Thomson escuchó otras frases similares, pero jamás pudo recordar qué
respondió. A Mr. Betts, y tal vez aún más a Mrs. Betts, le resultaba difícil aceptar sus
disculpas, por más que él alegaba que nada diría que pudiese perjudicar el buen
nombre de la casa. Debieron sin embargo aceptarlas. Como Thomson ya no podía
alcanzar el tren, se hicieron los arreglos necesarios para que esa noche durmiera en la
ciudad. Antes de que se fuera, los Betts le contaron lo poco que sabían.
—Dicen que era, hace mucho tiempo, el dueño de esta propiedad y que protegía
a los bandoleros que acechaban en el brezal. Al fin recibió su merecido: lo colgaron
con cadenas, según dicen; levantaron el cadalso allí donde está la piedra blanca.
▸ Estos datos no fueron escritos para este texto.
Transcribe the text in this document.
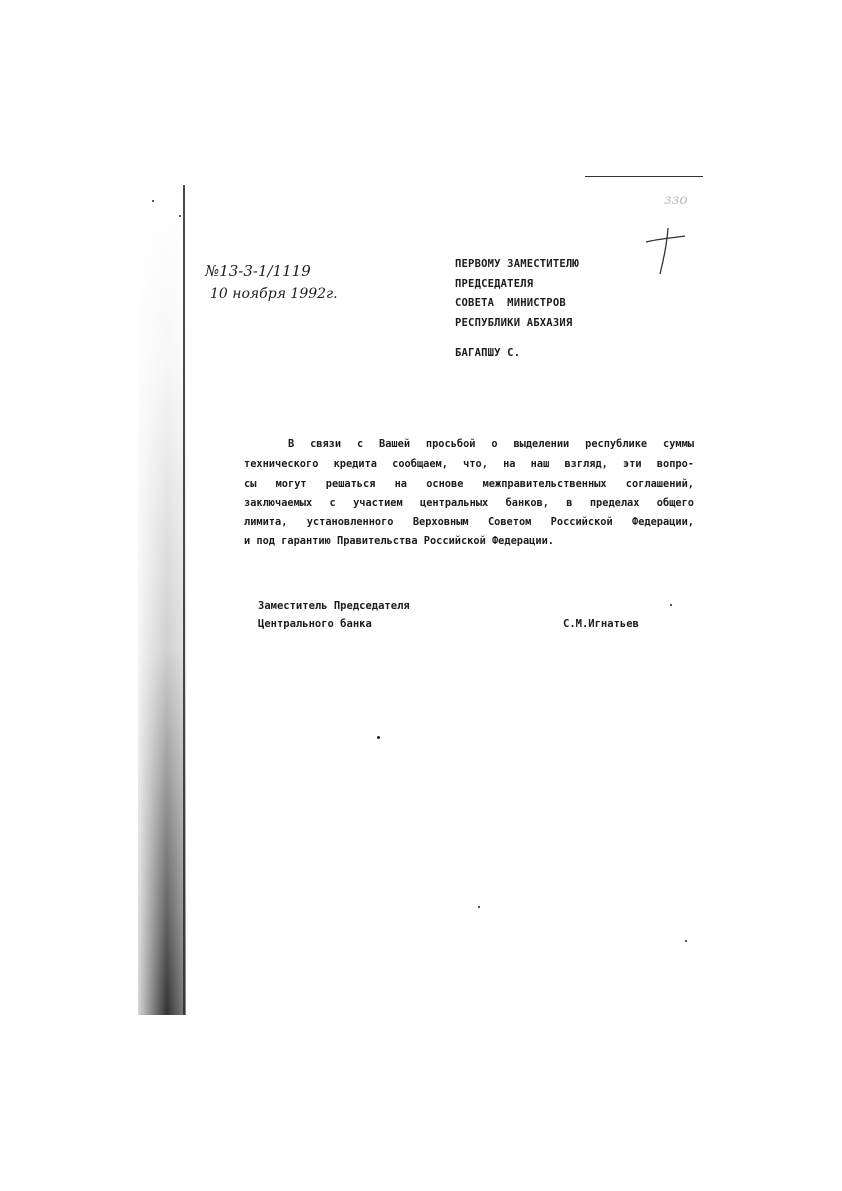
ззо
№13-3-1/1119
10 ноября 1992г.
ПЕРВОМУ ЗАМЕСТИТЕЛЮ
ПРЕДСЕДАТЕЛЯ
СОВЕТА  МИНИСТРОВ
РЕСПУБЛИКИ АБХАЗИЯ
БАГАПШУ С.
В связи с Вашей просьбой о выделении республике суммы
технического кредита сообщаем, что, на наш взгляд, эти вопро-
сы могут решаться на основе межправительственных соглашений,
заключаемых с участием центральных банков, в пределах общего
лимита, установленного Верховным Советом Российской Федерации,
и под гарантию Правительства Российской Федерации.
Заместитель Председателя
Центрального банка	С.М.Игнатьев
Los
pescadores se lo llevaron porque, según creo, lo veían desde el mar y les impedía
tener buena pesca, o por lo menos eso pensaban. A nosotros nos contaron los
anteriores propietarios. ''Mantengan cerrado ese cuarto", nos dijeron, "pero no saquen
la cama; entonces no tendrán ningún problema". Y nunca los tuvimos; ni una vez salió
de la habitación, aunque ahora no sé qué pasará. De todos modos, usted es el primero
que lo ha visto desde que estamos aquí; yo mismo no lo miré nunca, ni quiero
hacerlo. Como hicimos las habitaciones de los sirvientes junto al establo, no tuvimos
ningún problema con ellos. Lo único que espero, señor, es que mantenga la boca
cerrada. ¿Usted sabe lo perjudiciales que podrían ser ciertas habladurías...? —y
siguieron otros ruegos del mismo tenor.
Mr. Thomson mantuvo su promesa durante muchos años. Yo conocí esta
historia gracias a un incidente peculiar: cuando Mr. Thomson vino a visitar a mi
padre, se me encomendó que le indicara su habitación, pero él, en lugar de permitir
que le abriera la puerta, se me adelantó y la abrió por sí mismo; luego permaneció
varios minutos en el umbral y escudriñó con insistencia, a la luz de la vela, el interior
del cuarto. Al fin pareció recobrarse y se disculpó:
—Lo siento. Sé que es absurdo, pero jamás puedo evitar hacerlo, por un motivo
muy particular.
Días más tarde, conocí ese motivo tan particular, y ustedes acaban de conocerlo.